Originally Posted by Tannhauser
Maybe you need some sort of new stimulus, a change of environment. I suggest saying "fuck you" to your parents and move to a new country/state.
Two-edged sword. If one abandons the social support network one has got, whether that's friends or family, wings it in a new place, and isn't particularly great at making friends or influencing people, the endgame is loneliness. Which leads to depression and in the limit, suicide.
I think it is better to try to identify what's bugging you, before embarking on some plan for how a new life circumstance is going to change it. There is the "grass is greener" problem. What change in life conditions actually matters?
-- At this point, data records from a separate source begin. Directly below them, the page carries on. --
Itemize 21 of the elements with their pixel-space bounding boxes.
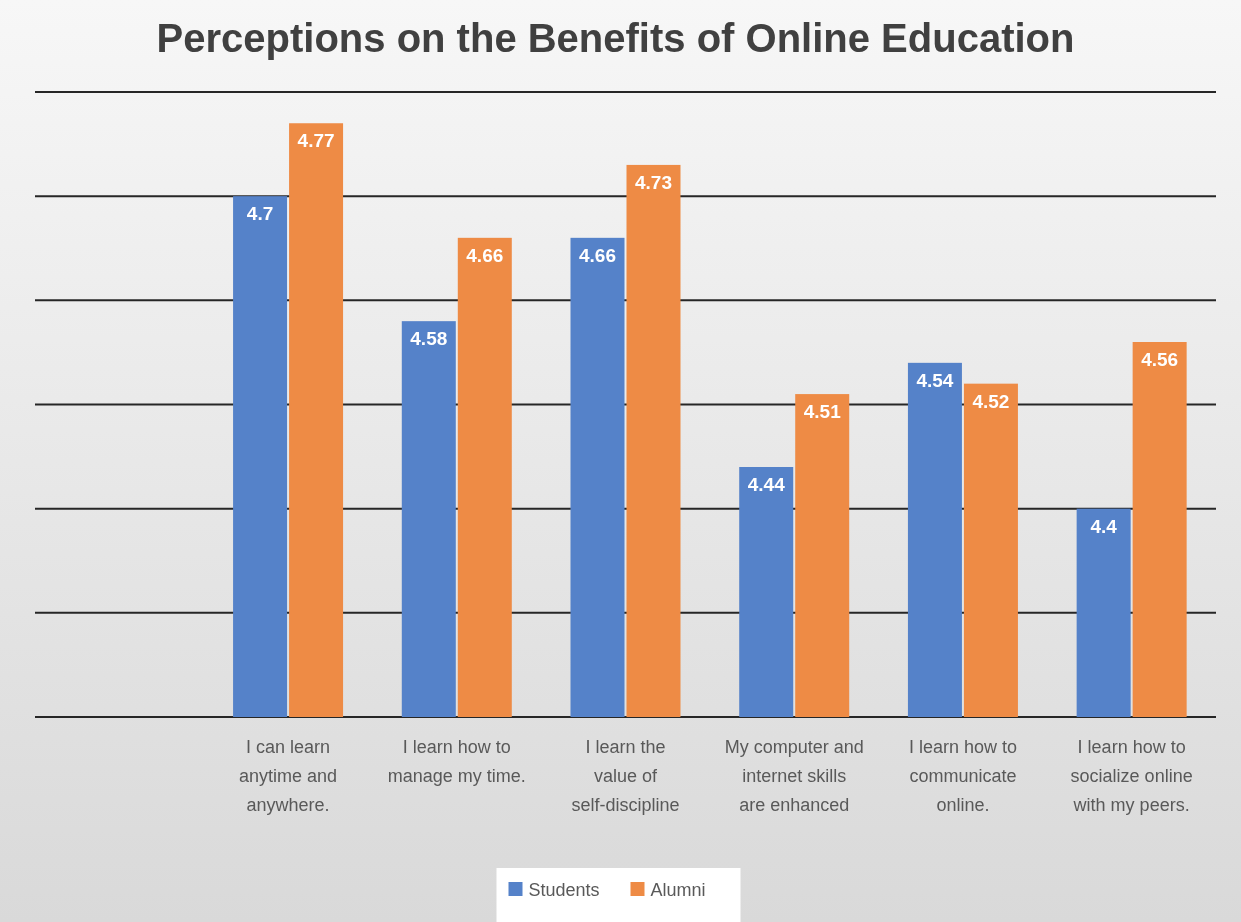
data-label: 4.58: [410, 328, 448, 350]
data-label: 4.73: [635, 171, 672, 193]
data-label: 4.52: [972, 390, 1010, 412]
data-label: 4.7: [246, 203, 274, 225]
chart-title: Perceptions on the Benefits of Online Education: [156, 16, 1075, 60]
x-tick-label: I learn how to communicate online.: [908, 737, 1017, 815]
legend-label: Students: [528, 880, 600, 900]
x-tick-label: My computer and internet skills are enhanced: [724, 737, 864, 815]
x-tick-label: I learn how to manage my time.: [387, 737, 526, 786]
data-label: 4.51: [803, 401, 842, 423]
data-label: 4.56: [1141, 349, 1179, 370]
x-tick-label: I learn how to socialize online with my peers.: [1070, 737, 1193, 815]
data-label: 4.66: [579, 244, 616, 266]
data-label: 4.77: [297, 130, 335, 152]
data-label: 4.66: [466, 244, 504, 266]
x-tick-label: I learn the value of self-discipline: [571, 737, 680, 815]
data-label: 4.44: [747, 474, 786, 495]
data-label: 4.54: [916, 369, 954, 391]
data-label: 4.4: [1090, 515, 1118, 537]
legend-label: Alumni: [650, 880, 706, 900]
x-tick-label: I can learn anytime and anywhere.: [239, 737, 338, 815]
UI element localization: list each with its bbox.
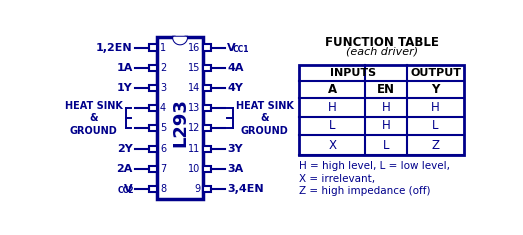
Bar: [203, 85, 211, 91]
Text: A: A: [328, 83, 337, 96]
Bar: [203, 44, 211, 51]
Text: L: L: [433, 119, 439, 133]
Text: 2A: 2A: [117, 164, 133, 174]
Text: 6: 6: [160, 144, 166, 154]
Bar: [203, 166, 211, 172]
Text: 1A: 1A: [117, 63, 133, 73]
Text: 12: 12: [188, 123, 200, 133]
Bar: [149, 65, 157, 71]
Text: 2: 2: [160, 63, 166, 73]
Text: 4A: 4A: [228, 63, 244, 73]
Text: Z = high impedance (off): Z = high impedance (off): [300, 186, 431, 196]
Text: EN: EN: [377, 83, 395, 96]
Text: HEAT SINK
&
GROUND: HEAT SINK & GROUND: [236, 101, 294, 136]
Bar: [203, 186, 211, 192]
Text: 8: 8: [160, 184, 166, 194]
Text: 3A: 3A: [228, 164, 244, 174]
Bar: [157, 37, 203, 199]
Text: 1: 1: [160, 43, 166, 53]
Text: 4: 4: [160, 103, 166, 113]
Text: 3,4EN: 3,4EN: [228, 184, 264, 194]
Text: X: X: [328, 139, 336, 152]
Bar: [203, 105, 211, 111]
Text: 10: 10: [188, 164, 200, 174]
Bar: [203, 145, 211, 152]
Bar: [149, 85, 157, 91]
Bar: [149, 44, 157, 51]
Text: 1,2EN: 1,2EN: [96, 43, 133, 53]
Text: Z: Z: [431, 139, 440, 152]
Bar: [149, 166, 157, 172]
Text: V: V: [124, 184, 133, 194]
Text: 11: 11: [188, 144, 200, 154]
Text: 1Y: 1Y: [117, 83, 133, 93]
Text: CC2: CC2: [118, 186, 134, 195]
Polygon shape: [174, 37, 186, 44]
Text: (each driver): (each driver): [346, 47, 418, 57]
Text: INPUTS: INPUTS: [330, 68, 376, 78]
Text: 3Y: 3Y: [228, 144, 243, 154]
Text: 15: 15: [188, 63, 200, 73]
Bar: [203, 125, 211, 131]
Text: H: H: [431, 101, 440, 114]
Text: H: H: [328, 101, 337, 114]
Text: CC1: CC1: [233, 45, 249, 54]
Text: H: H: [382, 101, 391, 114]
Text: L: L: [329, 119, 336, 133]
Text: OUTPUT: OUTPUT: [410, 68, 461, 78]
Bar: [149, 145, 157, 152]
Text: 2Y: 2Y: [117, 144, 133, 154]
Text: 7: 7: [160, 164, 166, 174]
Text: Y: Y: [431, 83, 440, 96]
Text: L293: L293: [171, 98, 189, 147]
Text: X = irrelevant,: X = irrelevant,: [300, 174, 376, 184]
Bar: [149, 125, 157, 131]
Text: 13: 13: [188, 103, 200, 113]
Text: H = high level, L = low level,: H = high level, L = low level,: [300, 161, 450, 171]
Text: 14: 14: [188, 83, 200, 93]
Bar: [300, 65, 464, 155]
Text: H: H: [382, 119, 391, 133]
Text: FUNCTION TABLE: FUNCTION TABLE: [325, 36, 439, 49]
Text: 5: 5: [160, 123, 166, 133]
Bar: [203, 65, 211, 71]
Text: HEAT SINK
&
GROUND: HEAT SINK & GROUND: [65, 101, 123, 136]
Text: 16: 16: [188, 43, 200, 53]
Bar: [149, 186, 157, 192]
Text: 3: 3: [160, 83, 166, 93]
Text: L: L: [383, 139, 389, 152]
Text: 9: 9: [194, 184, 200, 194]
Text: V: V: [228, 43, 236, 53]
Text: 4Y: 4Y: [228, 83, 243, 93]
Bar: [149, 105, 157, 111]
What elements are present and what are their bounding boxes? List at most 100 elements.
When one develops an expectation that some new plan is going to do something positive for oneself, and it doesn't work out that way, how does one cope with the shattered expectations? I'm saying it's important to calibrate expectations and have them be based on some model of reality.
It's possible to be trapped in a geographic socioeconomic circumstance. It's valid to recognize it and leave it. It's also possible that isn't the problem at all, and one just takes one's personal problems with oneself, wherever one goes.
I live out of a car with my dog. I'm a nomad, so I know this more than most. Change of scenery distracts for a bit. Getting down the road is a task that keeps one preoccupied and engaged, while you're moving. But does it change one's core social relationships? Nope. When one isn't an extrovert, it distances oneself from people. I need tons and tons of tmie to form bonds with people. I am not likely to just show up somewhere and "make friends". I know that if I personally keep "on the go", I'm going to end up lonely and miserable. I'm glad I've got the dog! He keeps me in a lower bound of sanity, at least we've always got each other.
My social networks (friends and family), and my life goals, are the 2 things that keep me from succumbing to Nihilsm and suicide.
Formulating life goals is difficult. Nevertehless I have them, and I'm not planning to lose them. Sometimes, one gets lost anyways. When you are lost, you don't know you are lost. Eventually you notice that you're lost, it becomes a conscious thing for you. At that point, you need to focus your efforts at getting found. Getting back on track again. DO NOT beat yourself up that you got lost. It happens, it is an inevitable part of life. Lots of shit and "incoming" happens in life that will distract you, from whatever you thought your task or mission was supposed to be. Just recognize that you've been floundering, then try to pull yourself out of it and move forwards again.
Life will inevitably be 2 steps forward, 1 step back, for anyone with a brain big enough to actually contemplate it.
Life is like a giant fractal mitochondrial maze. Huge surface area. You get to explore a tiny part of it. Then you die. This is depressing. But at least the human brain is capable of storing, mirroring, and analyzing a tremendous amount of this life complexity around us. The ability of the brain to do so much, is what gives me hope for the human condition. For the sentient condition.
I am atheist. I do not believe in any gods or afterlife. When you die, that's it. You're done. Sometimes that terrifies me. One coping mechanism is to not dwell on it much. Another is the small consolation that some forms of death, you might not see coming overly much. So you may not actually end up spending a lot of time mentally suffering and dwelling upon them. Like if someone just randomly shoots me, that's not the worst death someone could have, as it'll be random out of the blue and over quickly. You won't have a lot of time to contemplate all the experiences you'll be missing. You'll just be toast, it'll be over with.
The worst kind of death would probably be long, protracted, and painful, with lots of time to think about how miserable you are. Fortunately my life doesn't look anything like that right now. So I can enjoy
the fact that my life doesn't suck hard like that. I'm not in a war zone. I'm not getting bombed. I've got food on the table. I'm not being tortured for speaking my mind. I don't have to fear a death squad bagging me in the middle of the night and making me dig my own grave.
While I am alive, I have the power to Choose. This is the core of Existentialism. I have the power to choose, and I am responsible for my choices. To some extent my choices affect those around me, and as I choose for myself, I am often choosing for others. If it is good enough for me, it is good enough for you.
Sometimes I try to measure my life based on what effect I'm having on society. How much influence my life choices will have after I'm dead. Other times I don't think this is so important, or at least, is a bit of a fantasy. I have no control over what actually happens after I am dead. I can only try to make a model, perform some action, and then hope it helps.